From Birchall’s perspective, of course, the key thing is not that Tony Cliff was imperfect, but that he never wavered in his socialist convictions, and never stopped building the party. As he pointedly insists in the book’s conclusion, “Among writers of the anti-Stalinist left who built on Trotsky’s heritage in the second half of the twentieth century, Isaac Deutscher, C.L.R. James, and Hal Draper produced books comparable in quality to Cliff’s, but their organizational legacy was negligible.” It’s impossible to make sense of Cliff’s Marxism, in other words, without also coming to terms with the strengths and weaknesses of the organization that he and his collaborators practically built from scratch.
As it happens, Tony Cliff played a formative role in my own development as an impressionable young radical. I saw him speak a dozen or more times, sometimes to small audiences and, on a few occasions, at mass rallies. He was a formidable orator — witty, insightful, and quick on his feet.
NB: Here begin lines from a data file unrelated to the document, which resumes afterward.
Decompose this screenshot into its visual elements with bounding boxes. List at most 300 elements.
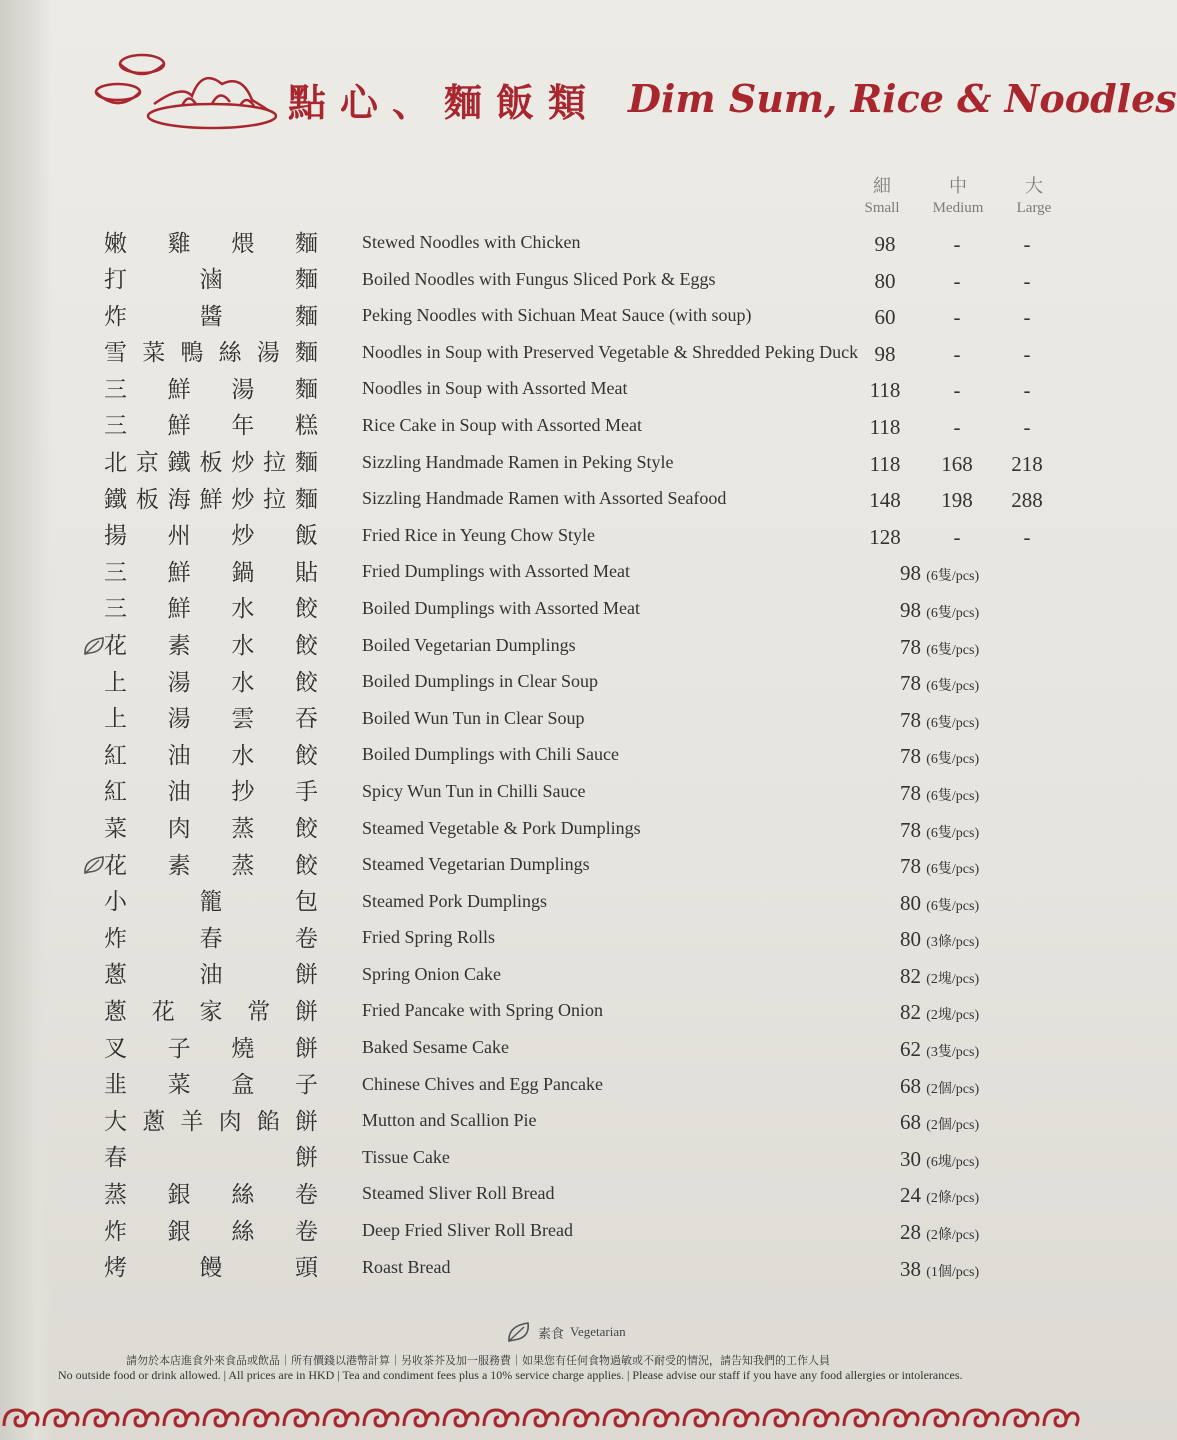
- price-value: 82: [900, 963, 921, 988]
- item-chinese-char: 板: [199, 450, 223, 477]
- item-chinese-char: 湯: [231, 376, 255, 403]
- item-chinese-char: 水: [231, 596, 255, 623]
- item-english-name: Boiled Vegetarian Dumplings: [362, 634, 576, 655]
- item-chinese-name: [104, 263, 318, 293]
- item-chinese-char: 絲: [218, 340, 242, 367]
- menu-item-row: [0, 480, 1080, 517]
- menu-item-row: [0, 334, 1080, 371]
- price-large: -: [1023, 305, 1031, 330]
- footer-notice-english: No outside food or drink allowed. | All prices are in HKD | Tea and condiment fees plus a 10% service charge applies. | Please advise our staff if you have any food allergies or intolerances.: [58, 1368, 963, 1382]
- price-per-portion: [900, 818, 979, 843]
- item-chinese-char: 雞: [167, 230, 191, 257]
- item-chinese-char: 抄: [231, 779, 255, 806]
- item-chinese-char: 花: [151, 998, 175, 1025]
- price-value: 98: [900, 597, 921, 622]
- item-chinese-name: [104, 409, 318, 439]
- portion-unit: (1個/pcs): [926, 1264, 980, 1280]
- price-large: 218: [1011, 451, 1043, 476]
- item-english-name: Fried Spring Rolls: [362, 927, 496, 948]
- price-value: 80: [900, 890, 921, 915]
- vegetarian-legend: [506, 1320, 626, 1344]
- item-chinese-char: 糕: [294, 413, 318, 440]
- item-chinese-char: 子: [294, 1072, 318, 1099]
- size-header-cn: 大: [1025, 176, 1043, 197]
- price-value: 98: [900, 561, 921, 586]
- item-chinese-name: [104, 1068, 318, 1098]
- price-value: 78: [900, 854, 921, 879]
- item-chinese-char: 炒: [231, 450, 255, 477]
- item-chinese-char: 醬: [199, 303, 223, 330]
- item-chinese-char: 素: [167, 633, 191, 660]
- menu-item-row: [0, 956, 1080, 993]
- portion-unit: (6隻/pcs): [926, 715, 980, 731]
- price-small: 60: [874, 305, 896, 330]
- item-english-name: Fried Pancake with Spring Onion: [362, 1000, 603, 1021]
- item-chinese-char: 餅: [294, 1108, 318, 1135]
- size-header-large: [994, 172, 1074, 217]
- portion-unit: (3條/pcs): [926, 935, 980, 951]
- item-chinese-char: 銀: [167, 1181, 191, 1208]
- item-chinese-char: 水: [231, 633, 255, 660]
- item-chinese-char: 花: [104, 852, 127, 879]
- price-medium: -: [953, 232, 961, 256]
- price-value: 38: [900, 1256, 921, 1281]
- item-chinese-char: 餃: [294, 596, 318, 623]
- price-medium: 198: [941, 488, 973, 513]
- price-per-portion: [900, 781, 979, 806]
- menu-item-row: [0, 444, 1080, 481]
- item-chinese-char: 紅: [104, 742, 127, 769]
- item-chinese-char: 鮮: [167, 596, 191, 623]
- price-per-portion: [900, 927, 979, 952]
- item-chinese-char: 卷: [294, 1181, 318, 1208]
- portion-unit: (3隻/pcs): [926, 1045, 980, 1061]
- price-per-portion: [900, 1074, 979, 1099]
- item-english-name: Sizzling Handmade Ramen with Assorted Seafood: [362, 488, 727, 509]
- item-chinese-char: 鴨: [180, 340, 204, 367]
- vegetarian-leaf-icon: [82, 854, 106, 876]
- item-chinese-name: [104, 812, 318, 842]
- menu-item-row: [0, 261, 1080, 298]
- item-chinese-char: 油: [167, 742, 191, 769]
- item-english-name: Chinese Chives and Egg Pancake: [362, 1073, 603, 1094]
- price-medium: 168: [941, 451, 973, 476]
- item-chinese-name: [104, 1214, 318, 1244]
- item-chinese-name: [104, 592, 318, 622]
- price-large: -: [1023, 232, 1031, 256]
- price-value: 78: [900, 634, 921, 659]
- item-english-name: Spring Onion Cake: [362, 963, 501, 984]
- menu-item-row: [0, 1175, 1080, 1212]
- item-english-name: Baked Sesame Cake: [362, 1037, 509, 1058]
- price-value: 78: [900, 817, 921, 842]
- item-english-name: Boiled Dumplings with Chili Sauce: [362, 744, 619, 765]
- price-per-portion: [900, 635, 979, 660]
- leaf-icon: [506, 1320, 532, 1344]
- price-per-portion: [900, 964, 979, 989]
- item-chinese-char: 餃: [294, 742, 318, 769]
- price-value: 30: [900, 1146, 921, 1171]
- item-chinese-char: 韭: [104, 1072, 127, 1099]
- item-chinese-char: 餅: [295, 1145, 318, 1172]
- item-chinese-char: 麵: [294, 340, 318, 367]
- item-chinese-char: 油: [199, 962, 223, 989]
- item-chinese-char: 雪: [104, 340, 127, 367]
- price-per-portion: [900, 1000, 979, 1025]
- price-large: -: [1023, 524, 1031, 549]
- price-large: -: [1023, 268, 1031, 293]
- item-chinese-char: 三: [104, 596, 127, 623]
- item-chinese-char: 京: [135, 450, 159, 477]
- portion-unit: (6隻/pcs): [926, 898, 980, 914]
- menu-item-row: [0, 810, 1080, 847]
- menu-item-row: [0, 297, 1080, 334]
- item-chinese-char: 餃: [294, 669, 318, 696]
- item-chinese-name: [104, 848, 318, 878]
- item-english-name: Boiled Dumplings with Assorted Meat: [362, 597, 640, 618]
- item-chinese-name: [104, 336, 318, 366]
- item-chinese-char: 小: [104, 889, 127, 916]
- item-english-name: Sizzling Handmade Ramen in Peking Style: [362, 451, 674, 472]
- item-chinese-char: 海: [167, 486, 191, 513]
- item-chinese-char: 貼: [294, 559, 318, 586]
- price-medium: -: [953, 341, 961, 366]
- menu-item-row: [0, 846, 1080, 883]
- item-chinese-char: 子: [167, 1035, 191, 1062]
- item-chinese-char: 鮮: [167, 376, 191, 403]
- price-small: 118: [869, 378, 901, 403]
- portion-unit: (6塊/pcs): [926, 1154, 980, 1170]
- menu-title-english: Dim Sum, Rice & Noodles: [628, 76, 1177, 121]
- item-chinese-char: 籠: [199, 889, 223, 916]
- size-header-en: Small: [864, 200, 900, 216]
- menu-item-row: [0, 1102, 1080, 1139]
- portion-unit: (2塊/pcs): [926, 971, 980, 987]
- item-chinese-char: 上: [104, 706, 127, 733]
- price-per-portion: [900, 1257, 979, 1282]
- portion-unit: (6隻/pcs): [926, 642, 980, 658]
- item-english-name: Steamed Sliver Roll Bread: [362, 1183, 555, 1204]
- item-english-name: Boiled Wun Tun in Clear Soup: [362, 707, 585, 728]
- menu-item-row: [0, 992, 1080, 1029]
- price-per-portion: [900, 561, 979, 586]
- item-chinese-char: 肉: [167, 816, 191, 842]
- price-large: -: [1023, 378, 1031, 403]
- item-chinese-char: 炒: [231, 523, 255, 550]
- item-chinese-char: 炒: [231, 486, 255, 513]
- price-value: 78: [900, 780, 921, 805]
- item-chinese-char: 花: [104, 633, 127, 660]
- item-chinese-char: 州: [167, 523, 191, 550]
- item-chinese-char: 鍋: [231, 559, 255, 586]
- item-chinese-char: 卷: [294, 1218, 318, 1245]
- item-english-name: Noodles in Soup with Assorted Meat: [362, 378, 628, 399]
- price-value: 78: [900, 744, 921, 769]
- item-chinese-char: 鮮: [167, 559, 191, 586]
- menu-item-row: [0, 1029, 1080, 1066]
- item-chinese-char: 燒: [231, 1035, 255, 1062]
- item-chinese-char: 蒸: [104, 1181, 127, 1208]
- price-value: 78: [900, 671, 921, 696]
- item-chinese-char: 餅: [294, 1035, 318, 1062]
- item-english-name: Steamed Pork Dumplings: [362, 890, 547, 911]
- item-chinese-char: 菜: [167, 1072, 191, 1099]
- item-english-name: Fried Rice in Yeung Chow Style: [362, 524, 596, 545]
- size-header-small: [842, 172, 922, 217]
- item-chinese-char: 包: [295, 889, 318, 916]
- item-chinese-char: 鐵: [167, 450, 191, 477]
- portion-unit: (6隻/pcs): [926, 679, 980, 695]
- item-chinese-char: 絲: [231, 1218, 255, 1245]
- price-medium: -: [953, 524, 961, 549]
- menu-header: [92, 44, 1177, 134]
- item-chinese-char: 鮮: [167, 413, 191, 440]
- item-english-name: Noodles in Soup with Preserved Vegetable & Shredded Peking Duck: [362, 341, 859, 362]
- item-chinese-name: [104, 958, 318, 988]
- menu-item-row: [0, 517, 1080, 554]
- menu-item-row: [0, 663, 1080, 700]
- item-chinese-char: 水: [231, 669, 255, 696]
- size-header-cn: 中: [949, 176, 967, 197]
- dim-sum-basket-icon: [92, 44, 280, 134]
- item-chinese-char: 三: [104, 413, 127, 440]
- item-chinese-char: 上: [104, 669, 127, 696]
- item-chinese-char: 手: [294, 779, 318, 806]
- item-chinese-char: 麵: [294, 486, 318, 513]
- item-chinese-name: [104, 1177, 318, 1207]
- item-chinese-char: 餅: [295, 962, 318, 989]
- item-chinese-char: 盒: [231, 1072, 255, 1099]
- item-chinese-char: 餡: [256, 1108, 280, 1135]
- menu-item-list: [0, 224, 1080, 1285]
- portion-unit: (2個/pcs): [926, 1081, 980, 1097]
- price-per-portion: [900, 1183, 979, 1208]
- price-large: -: [1023, 414, 1031, 439]
- item-chinese-char: 家: [199, 998, 223, 1025]
- item-chinese-char: 拉: [263, 450, 287, 477]
- price-per-portion: [900, 598, 979, 623]
- price-per-portion: [900, 708, 979, 733]
- portion-unit: (6隻/pcs): [926, 788, 980, 804]
- item-chinese-name: [104, 1141, 318, 1171]
- item-chinese-char: 鮮: [199, 486, 223, 513]
- vegetarian-leaf-icon: [82, 635, 106, 657]
- price-large: 288: [1011, 488, 1043, 513]
- menu-item-row: [0, 407, 1080, 444]
- menu-item-row: [0, 370, 1080, 407]
- price-value: 82: [900, 1000, 921, 1025]
- item-chinese-char: 炸: [104, 303, 127, 330]
- item-chinese-name: [104, 372, 318, 402]
- item-chinese-char: 吞: [294, 706, 318, 733]
- item-chinese-char: 滷: [199, 267, 223, 294]
- item-chinese-char: 年: [231, 413, 255, 440]
- item-chinese-name: [104, 994, 318, 1024]
- price-value: 80: [900, 927, 921, 952]
- item-chinese-char: 卷: [295, 925, 318, 952]
- item-chinese-char: 北: [104, 450, 127, 477]
- item-chinese-char: 拉: [263, 486, 287, 513]
- item-chinese-char: 三: [104, 376, 127, 403]
- legend-cn: 素食: [538, 1325, 565, 1341]
- item-chinese-char: 鐵: [104, 486, 127, 513]
- size-header-en: Medium: [932, 200, 984, 216]
- price-per-portion: [900, 854, 979, 879]
- item-chinese-char: 菜: [142, 340, 166, 367]
- item-english-name: Fried Dumplings with Assorted Meat: [362, 561, 630, 582]
- size-header-medium: [918, 172, 998, 217]
- portion-unit: (2個/pcs): [926, 1118, 980, 1134]
- item-chinese-char: 叉: [104, 1035, 127, 1062]
- price-per-portion: [900, 1220, 979, 1245]
- decorative-border: [0, 1400, 1080, 1436]
- price-per-portion: [900, 891, 979, 916]
- item-chinese-char: 煨: [231, 230, 255, 257]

Birchall’s thoroughly researched biography brought back many fond memories. In fact, I spent a few happy afternoons with Tony Cliff and Chanie Rosenberg in their modest London home in the late 1970s and early 1980s. When I first met Cliff I was still in secondary school. At the time, I was thinking about getting a factory job, or a printing apprenticeship, after graduation. Cliff helped me get past my workerist ambitions. There are plenty of opportunities for useful political work on campuses, he pointed out. Besides, he added, you might even learn something.